When a scandal breaks, one question people want answered is: why did no one raise the alarm? Just as many will wonder at the apparent absence of any reporters in the News of the World newsroom prepared to break ranks, so they question why no doctor or nurse blew the whistle at, say, Mid-Staffordshire NHS Trust, now the subject of the second of two public inquiries, where patients were left so thirsty they were forced to drink water from flower vases and hundreds may have died from neglect.

It is more than a decade since the Bristol children's heart surgery scandal broke, in which doctors continued to operate long after their poor results indicated they should have stopped. The panoply of regulation introduced in the wake of Bristol was designed to prevent a repeat, yet critics still speak of a "code of silence" in the NHS. A key reason is that young doctors rely on the good opinion of their consultants for advancement.

Whistleblowing is a particularly fraught topic in the NHS, where lives may depend on it, and the Commons Health Select Committee has announced an investigation. Governments have repeatedly promised protection for whistleblowers, but in case after case the protection proves illusory.

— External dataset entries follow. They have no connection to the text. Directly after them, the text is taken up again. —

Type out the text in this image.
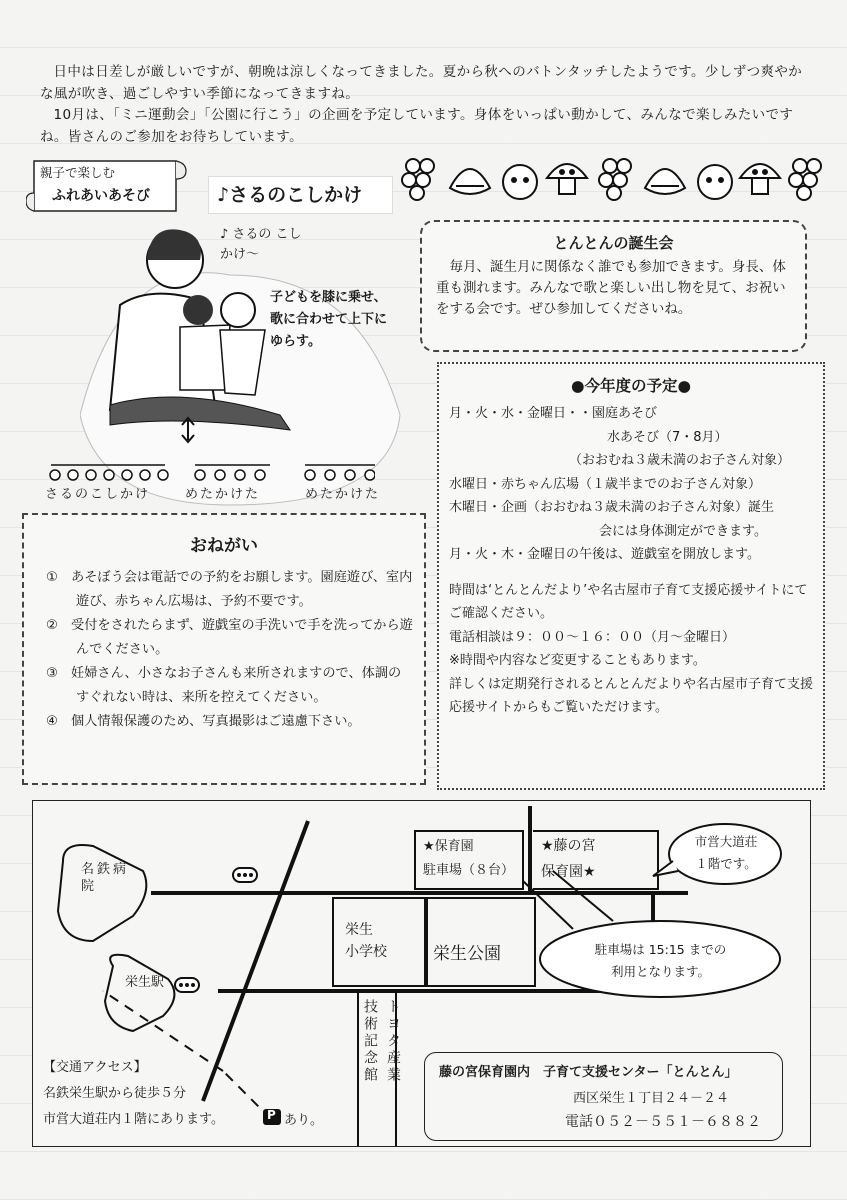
日中は日差しが厳しいですが、朝晩は涼しくなってきました。夏から秋へのバトンタッチしたようです。少しずつ爽やかな風が吹き、過ごしやすい季節になってきますね。

10月は、「ミニ運動会」「公園に行こう」の企画を予定しています。身体をいっぱい動かして、みんなで楽しみたいですね。皆さんのご参加をお待ちしています。

親子で楽しむ
ふれあいあそび	♪さるのこしかけ
♪ さるの こしかけ〜
子どもを膝に乗せ、歌に合わせて上下にゆらす。
さるのこしかけ	めたかけた	めたかけた
とんとんの誕生会

毎月、誕生月に関係なく誰でも参加できます。身長、体重も測れます。みんなで歌と楽しい出し物を見て、お祝いをする会です。ぜひ参加してくださいね。

●今年度の予定●
月・火・水・金曜日・・園庭あそび
水あそび（7・8月）
（おおむね３歳未満のお子さん対象）
水曜日・赤ちゃん広場（１歳半までのお子さん対象）
木曜日・企画（おおむね３歳未満のお子さん対象）誕生
会には身体測定ができます。
月・火・木・金曜日の午後は、遊戯室を開放します。
時間は‘とんとんだより’や名古屋市子育て支援応援サイトにてご確認ください。
電話相談は９：００〜１６：００（月〜金曜日）
※時間や内容など変更することもあります。
詳しくは定期発行されるとんとんだよりや名古屋市子育て支援応援サイトからもご覧いただけます。
おねがい
①　あそぼう会は電話での予約をお願します。園庭遊び、室内遊び、赤ちゃん広場は、予約不要です。
②　受付をされたらまず、遊戯室の手洗いで手を洗ってから遊んでください。
③　妊婦さん、小さなお子さんも来所されますので、体調のすぐれない時は、来所を控えてください。
④　個人情報保護のため、写真撮影はご遠慮下さい。
名鉄病院
栄生駅
栄生
小学校	栄生公園
トヨタ産業
技術記念館
★保育園
駐車場（８台）
★藤の宮
保育園★
市営大道荘
１階です。
駐車場は 15:15 までの
利用となります。
【交通アクセス】
名鉄栄生駅から徒歩５分
市営大道荘内１階にあります。	P あり。
藤の宮保育園内　子育て支援センター「とんとん」
西区栄生１丁目２４－２４
電話０５２－５５１－６８８２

Margaret Haywood was struck off the nursing register in 2009 after she covertly filmed patients who were neglected and in distress at the Royal Sussex Hospital, Brighton for a Panorama programme, and was only restored after a public outcry.

Ramon Niekrash, a surgeon from South London Healthcare NHS trust, was suspended last year after reporting patient safety breaches at Queen Elizabeth Hospital, and was subsequently left with a £180,000 legal bill, despite winning his employment tribunal.

Stephen Bolsin, who first raised concerns about the high death rate among babies having heart operations at Bristol in the mid-1990s and ended up having to move to Australia, co-authored a piece in this month's Journal of the Royal Society of Medicine calling for a US-style system of protection to be introduced, in which whistleblowers are entitled to a proportion of any fine imposed on an employer.

Stephen Dorrell, chair of the health committee, will have to consider whether offering financial compensation will transfer from the profit-led US system to the tax-based NHS. He wants to see the GMC take a tougher line with those who fail to speak out when they see evidence of wrongdoing or neglect.

It is a laudable aim, but tricky, I suspect, to enforce. The practice of medicine depends, more than most activities, on a team effort. Patronage persists and it may prove as difficult to disentangle the professional issues from the personal among those who remain silent, as it often is among those who speak out.